Tips for facilitating chavruta learning for your students and their families:
  • Demonstrate and practice using the Chavruta feature with your students in class (in person or on Zoom)
  • Choose a text that everyone will be studying or select 1-3 options.
  • Learn the text(s) with your students before they learn with their partners.
  • Provide your students with sample questions that they can ask during the chavruta session and encourage them to think of their own questions to add.
  • Remind your students to listen to the stories that their partners tell them. Hearing their stories is an important aspect of learning together.
  • Encourage your students to tell their stories too! The older generation will enjoy hearing about their partners' lives.
  • Optional: Ask your students to write down one story or insight that they received from studying with their partner. Share the experience in class. Write a blog post or email to parents summarizing the experience.
Below are examples of texts that you might like to study this year. Each text is followed by suggested discussions questions.

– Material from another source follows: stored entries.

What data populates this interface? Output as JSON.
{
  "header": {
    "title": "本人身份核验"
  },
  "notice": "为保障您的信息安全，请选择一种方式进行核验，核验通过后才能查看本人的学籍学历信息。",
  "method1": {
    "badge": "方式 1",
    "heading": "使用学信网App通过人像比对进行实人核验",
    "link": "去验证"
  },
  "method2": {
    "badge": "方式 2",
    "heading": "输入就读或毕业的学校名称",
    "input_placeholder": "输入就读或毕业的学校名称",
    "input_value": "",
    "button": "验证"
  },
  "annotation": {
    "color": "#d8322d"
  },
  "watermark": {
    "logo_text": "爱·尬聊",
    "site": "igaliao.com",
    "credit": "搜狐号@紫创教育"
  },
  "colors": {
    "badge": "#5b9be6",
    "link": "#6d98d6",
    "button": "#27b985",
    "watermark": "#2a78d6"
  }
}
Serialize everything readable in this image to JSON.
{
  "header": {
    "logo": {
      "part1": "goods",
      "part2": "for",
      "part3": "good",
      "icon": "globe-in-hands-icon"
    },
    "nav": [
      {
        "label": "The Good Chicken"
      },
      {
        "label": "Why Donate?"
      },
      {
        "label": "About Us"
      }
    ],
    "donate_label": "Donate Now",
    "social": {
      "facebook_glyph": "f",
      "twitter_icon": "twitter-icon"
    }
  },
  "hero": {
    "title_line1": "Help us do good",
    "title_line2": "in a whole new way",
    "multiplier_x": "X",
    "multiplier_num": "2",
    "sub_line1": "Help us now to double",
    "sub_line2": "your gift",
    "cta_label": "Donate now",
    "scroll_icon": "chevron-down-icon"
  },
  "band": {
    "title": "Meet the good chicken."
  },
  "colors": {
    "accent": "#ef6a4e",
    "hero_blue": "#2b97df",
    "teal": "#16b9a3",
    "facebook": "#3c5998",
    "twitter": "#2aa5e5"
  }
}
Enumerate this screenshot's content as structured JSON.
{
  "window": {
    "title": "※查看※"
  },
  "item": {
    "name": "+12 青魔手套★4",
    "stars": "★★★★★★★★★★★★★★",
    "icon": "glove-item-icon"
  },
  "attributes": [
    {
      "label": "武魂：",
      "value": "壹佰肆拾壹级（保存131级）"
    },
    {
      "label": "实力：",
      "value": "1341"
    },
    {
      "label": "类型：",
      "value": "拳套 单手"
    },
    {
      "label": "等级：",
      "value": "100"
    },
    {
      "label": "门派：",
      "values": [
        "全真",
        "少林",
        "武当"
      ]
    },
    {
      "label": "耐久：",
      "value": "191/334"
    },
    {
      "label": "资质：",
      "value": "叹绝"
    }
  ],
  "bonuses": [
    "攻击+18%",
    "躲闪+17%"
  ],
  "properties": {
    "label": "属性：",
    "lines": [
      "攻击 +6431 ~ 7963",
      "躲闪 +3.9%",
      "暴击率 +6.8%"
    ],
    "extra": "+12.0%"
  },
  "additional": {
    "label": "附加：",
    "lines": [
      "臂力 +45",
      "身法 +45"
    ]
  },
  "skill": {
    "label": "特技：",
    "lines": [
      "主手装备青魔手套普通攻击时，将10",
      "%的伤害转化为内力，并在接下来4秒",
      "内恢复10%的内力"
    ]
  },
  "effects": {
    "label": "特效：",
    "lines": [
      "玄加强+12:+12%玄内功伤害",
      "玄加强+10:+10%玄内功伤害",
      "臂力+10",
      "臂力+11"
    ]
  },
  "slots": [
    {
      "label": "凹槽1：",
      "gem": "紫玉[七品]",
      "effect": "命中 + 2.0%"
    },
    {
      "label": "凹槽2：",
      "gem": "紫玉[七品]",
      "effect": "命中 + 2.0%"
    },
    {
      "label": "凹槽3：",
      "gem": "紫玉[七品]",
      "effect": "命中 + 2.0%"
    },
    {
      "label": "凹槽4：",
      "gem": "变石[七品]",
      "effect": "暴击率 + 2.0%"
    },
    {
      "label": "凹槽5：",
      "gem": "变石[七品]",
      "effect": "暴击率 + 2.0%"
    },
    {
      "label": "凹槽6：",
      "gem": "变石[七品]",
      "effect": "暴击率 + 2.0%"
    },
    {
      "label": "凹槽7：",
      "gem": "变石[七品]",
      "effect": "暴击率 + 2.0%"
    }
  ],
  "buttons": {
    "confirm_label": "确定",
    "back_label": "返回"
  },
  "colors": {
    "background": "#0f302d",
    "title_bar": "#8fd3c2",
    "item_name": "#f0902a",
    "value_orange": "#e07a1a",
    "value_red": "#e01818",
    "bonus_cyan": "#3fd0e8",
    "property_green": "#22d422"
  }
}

תניא היה רבי מאיר אומר חייב אדם לברך מאה ברכות בכל יום שנאמר (דברים י, יב) ועתה ישראל מה ה' אלהיך שואל מעמך
It is taught in a baraita that Rabbi Meir would say: A person is obligated to recite one hundred blessings every day, as it is stated in the verse: “And now, Israel, what [ma] does the Lord your God require of you” (Deuteronomy 10:12). Rabbi Meir interprets the verse as though it said one hundred [me’a], rather than ma.
This passage from the Talmud expresses the importance of gratitude.
  • What types of occurrences or actions require a blessing (beracha)? Hint: A siddur is a good place to look for blessings.
  • Why do you think it is important to say blessings, which acknowledge and thank for the good in the world that has been done for us?
  • What is your favorite Jewish blessing?
  • What have been some major blessings in your life?

(טז) הוּא הָיָה אוֹמֵר, לֹא עָלֶיךָ הַמְּלָאכָה לִגְמֹר, וְלֹא אַתָּה בֶן חוֹרִין לִבָּטֵל מִמֶּנָּה.
(16) He [Rabbi Tarfon] used to say: It is not your duty to finish the work, but neither are you at liberty to neglect it;
This well-known saying from Pirkei Avot reminds us that some challenges are so large that we can't necessarily complete them, but that doesn't mean that we shouldn't stop working on a solution.
  • What do you see as the big challenges for the future?
  • What can you do to work toward the solution?
  • What were the big challenges when you (older generation) were my (younger generation) age?

וַיֵּצֵ֥א יַעֲקֹ֖ב מִבְּאֵ֣ר שָׁ֑בַע וַיֵּ֖לֶךְ חָרָֽנָה׃
Jacob left Beer-sheba, and set out for Haran.
Studying the weekly Torah portion is a wonderful way to begin the practice of learning together. The Torah portion for the Shabbat of Thanksgiving weekend 2020 is Vayetze. The Torah portion begins with Jacob leaving his family and traveling to Haran. In Haran, Jacob meets his future wife, Rachel, at the well.
  • What journeys have you gone on?
  • In this week's Torah portion, Jacob meets his wife, Rachel. How did you meet your spouse?
  • What do you think are the most important traits for a spouse?
  • What other stories of couples meeting do you remember from the Torah?